Still, Tom Stenzel, president of the United Fresh Fruit & Vegetable Association, Alexandria, Va., said the issue requires attention but has a strong momentum.

“We’re not sure we’ll throw ourselves in front of a train to try to stop it,” he said.

The main concern is that APHIS continues to work well, no matter what department it is in.

But other issues abound. Some wonder whether the Department of Homeland Security will care about the Medfly or dog kennels.

Sen. Pat Roberts, R.-Kan., said he is not in favor of the reorganization.

An anonymous source close to the House Agriculture Committee said the process of writing legislation to move APHIS could happen quickly — likely in the next several weeks. That might leave little time for hearings to gather industry input on the issue.

Some of the potential concerns for the industry are how the priorities of APHIS inspectors will change if they also are charged for looking for nuclear bombs in addition to bugs on palm plants, the source said.
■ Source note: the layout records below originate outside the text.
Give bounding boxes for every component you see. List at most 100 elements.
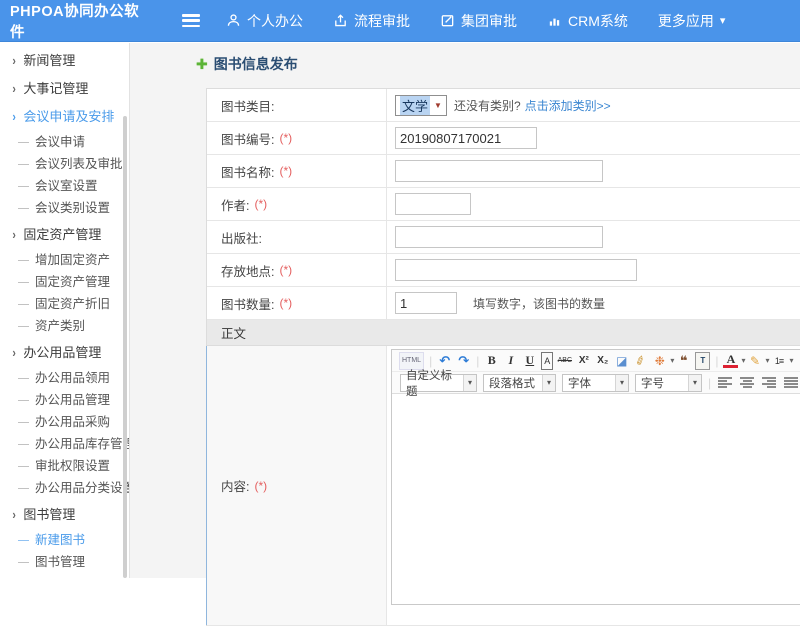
required-marker: (*) — [279, 263, 292, 277]
sidebar-item-meeting-list[interactable]: —会议列表及审批 — [0, 153, 129, 175]
publisher-input[interactable] — [395, 226, 603, 248]
quantity-input[interactable] — [395, 292, 457, 314]
field-label: 图书类目: — [221, 96, 274, 115]
sidebar-item-new-book[interactable]: —新建图书 — [0, 529, 129, 551]
nav-process-approval[interactable]: 流程审批 — [333, 11, 410, 31]
form-row-category: 图书类目: 文学 ▼ 还没有类别? 点击添加类别>> — [207, 89, 800, 122]
dash-icon: — — [18, 369, 29, 387]
sidebar-group-books[interactable]: ›图书管理 — [0, 503, 129, 527]
superscript-button[interactable]: X² — [576, 352, 591, 370]
sidebar-item-supplies-manage[interactable]: —办公用品管理 — [0, 389, 129, 411]
sidebar-scrollbar[interactable] — [123, 116, 127, 578]
align-center-button[interactable] — [740, 377, 754, 388]
unordered-list-button[interactable]: •≡ — [796, 352, 800, 370]
author-input[interactable] — [395, 193, 471, 215]
book-name-input[interactable] — [395, 160, 603, 182]
sidebar-group-events[interactable]: ›大事记管理 — [0, 77, 129, 101]
sidebar-item-add-asset[interactable]: —增加固定资产 — [0, 249, 129, 271]
dropdown-caret-icon[interactable]: ▾ — [741, 356, 745, 365]
underline-button[interactable]: U — [522, 352, 537, 370]
required-marker: (*) — [279, 164, 292, 178]
toolbar-separator: | — [476, 354, 479, 368]
sidebar-item-label: 固定资产管理 — [23, 223, 101, 247]
sidebar-item-supplies-claim[interactable]: —办公用品领用 — [0, 367, 129, 389]
bold-button[interactable]: B — [484, 352, 499, 370]
field-label: 内容: — [221, 476, 249, 495]
font-border-button[interactable]: A — [541, 352, 553, 370]
align-right-button[interactable] — [762, 377, 776, 388]
form-row-book-name: 图书名称:(*) — [207, 155, 800, 188]
sidebar-item-label: 办公用品管理 — [23, 341, 101, 365]
sidebar-item-label: 办公用品分类设置 — [35, 477, 130, 499]
chevron-right-icon: › — [12, 77, 15, 101]
dash-icon: — — [18, 295, 29, 313]
sidebar-item-meeting-room[interactable]: —会议室设置 — [0, 175, 129, 197]
nav-personal-office[interactable]: 个人办公 — [226, 11, 303, 31]
sidebar-group-meeting[interactable]: ›会议申请及安排 — [0, 105, 129, 129]
sidebar-item-approval-permission[interactable]: —审批权限设置 — [0, 455, 129, 477]
sidebar-item-label: 会议类别设置 — [35, 197, 110, 219]
sidebar-item-asset-depreciation[interactable]: —固定资产折旧 — [0, 293, 129, 315]
sidebar-group-news[interactable]: ›新闻管理 — [0, 49, 129, 73]
toolbar-separator: | — [715, 354, 718, 368]
italic-button[interactable]: I — [503, 352, 518, 370]
sidebar-group-fixed-assets[interactable]: ›固定资产管理 — [0, 223, 129, 247]
align-left-button[interactable] — [718, 377, 732, 388]
dropdown-caret-icon[interactable]: ▾ — [765, 356, 769, 365]
dropdown-caret-icon[interactable]: ▾ — [670, 356, 674, 365]
chevron-right-icon: › — [12, 105, 15, 129]
editor-content-area[interactable] — [392, 394, 800, 604]
sidebar-item-label: 图书管理 — [23, 503, 75, 527]
sidebar-item-asset-category[interactable]: —资产类别 — [0, 315, 129, 337]
book-form: 图书类目: 文学 ▼ 还没有类别? 点击添加类别>> 图书编号:(*) 图书名称… — [206, 88, 800, 626]
dropdown-caret-icon: ▾ — [463, 375, 476, 391]
sidebar-item-asset-manage[interactable]: —固定资产管理 — [0, 271, 129, 293]
field-label: 存放地点: — [221, 261, 274, 280]
sidebar-item-book-manage[interactable]: —图书管理 — [0, 551, 129, 573]
rich-text-editor: HTML | ↶ ↷ | B I U A ABC X² X₂ ◪ ✐ — [391, 349, 800, 605]
sidebar-item-supplies-purchase[interactable]: —办公用品采购 — [0, 411, 129, 433]
person-icon — [226, 13, 241, 28]
font-size-select[interactable]: 字号▾ — [635, 374, 702, 392]
book-number-input[interactable] — [395, 127, 537, 149]
format-brush-button[interactable]: ❉ — [652, 352, 667, 370]
sidebar-item-meeting-category[interactable]: — 会议类别设置 — [0, 197, 129, 219]
nav-crm-system[interactable]: CRM系统 — [547, 11, 628, 31]
sidebar-item-meeting-apply[interactable]: —会议申请 — [0, 131, 129, 153]
sidebar-item-supplies-inventory[interactable]: —办公用品库存管理 — [0, 433, 129, 455]
paste-text-button[interactable]: T — [695, 352, 710, 370]
ordered-list-button[interactable]: 1≡ — [771, 352, 786, 370]
strikethrough-button[interactable]: ABC — [557, 352, 572, 370]
toolbar-separator: | — [708, 376, 711, 390]
dropdown-caret-icon[interactable]: ▾ — [789, 356, 793, 365]
font-color-button[interactable]: A — [723, 353, 738, 368]
subscript-button[interactable]: X₂ — [595, 352, 610, 370]
dash-icon: — — [18, 199, 29, 217]
add-category-link[interactable]: 点击添加类别>> — [525, 97, 611, 114]
edit-icon — [440, 13, 455, 28]
eraser-button[interactable]: ◪ — [614, 352, 629, 370]
sidebar-item-label: 审批权限设置 — [35, 455, 110, 477]
chevron-right-icon: › — [12, 341, 15, 365]
custom-title-select[interactable]: 自定义标题▾ — [400, 374, 477, 392]
highlight-button[interactable]: ✎ — [747, 352, 762, 370]
sidebar-item-label: 会议列表及审批 — [35, 153, 123, 175]
sidebar-item-label: 固定资产管理 — [35, 271, 110, 293]
nav-label: CRM系统 — [568, 11, 628, 31]
align-justify-button[interactable] — [784, 377, 798, 388]
category-select[interactable]: 文学 ▼ — [395, 95, 447, 116]
paragraph-format-select[interactable]: 段落格式▾ — [483, 374, 556, 392]
dash-icon: — — [18, 413, 29, 431]
clear-format-button[interactable]: ✐ — [630, 349, 651, 372]
font-family-select[interactable]: 字体▾ — [562, 374, 629, 392]
main-content: ✚ 图书信息发布 图书类目: 文学 ▼ 还没有类别? 点击添加类别>> 图书编号… — [130, 43, 800, 578]
sidebar-item-supplies-classify[interactable]: —办公用品分类设置 — [0, 477, 129, 499]
menu-toggle-icon[interactable] — [182, 14, 200, 27]
blockquote-button[interactable]: ❝ — [676, 352, 691, 370]
sidebar-group-office-supplies[interactable]: › 办公用品管理 — [0, 341, 129, 365]
form-row-content: 内容:(*) HTML | ↶ ↷ | B I U A ABC X² — [207, 346, 800, 626]
sidebar-item-label: 办公用品库存管理 — [35, 433, 130, 455]
location-input[interactable] — [395, 259, 637, 281]
nav-group-approval[interactable]: 集团审批 — [440, 11, 517, 31]
nav-more-apps[interactable]: 更多应用 ▾ — [658, 11, 726, 31]
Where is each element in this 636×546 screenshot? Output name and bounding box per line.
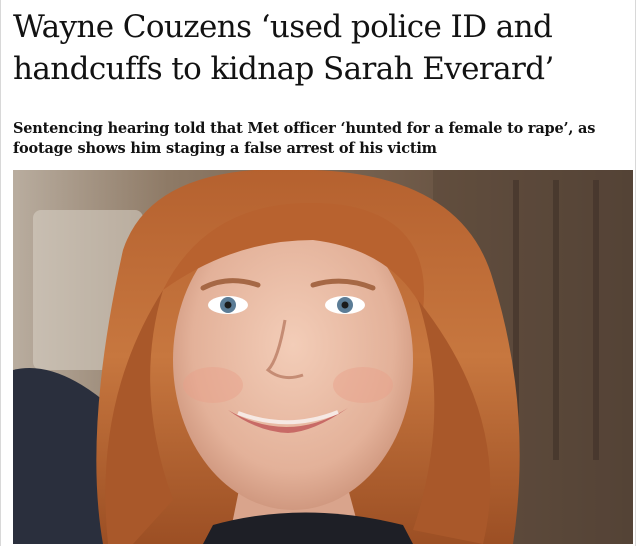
article-headline: Wayne Couzens ‘used police ID and handcu… [13, 9, 554, 87]
article-photo [13, 170, 633, 544]
article-standfirst: Sentencing hearing told that Met officer… [13, 120, 596, 157]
He said issues of political turf and government unions are taking a back seat to real concerns on how the reorganization would work.

One of the concerns of lawmakers, he said, is to ask the right questions about the reorganization without appearing to be working against domestic security.

President Bush’s plan calls for the U.S. Customs Service (in the Department of the Treasury), the Immigration and Naturalization Service (in the Department of Justice), APHIS (in the U.S. Department of Agriculture), the Coast Guard and the Transportation Security Administration (both in the Department of Transportation) to be moved to the new department.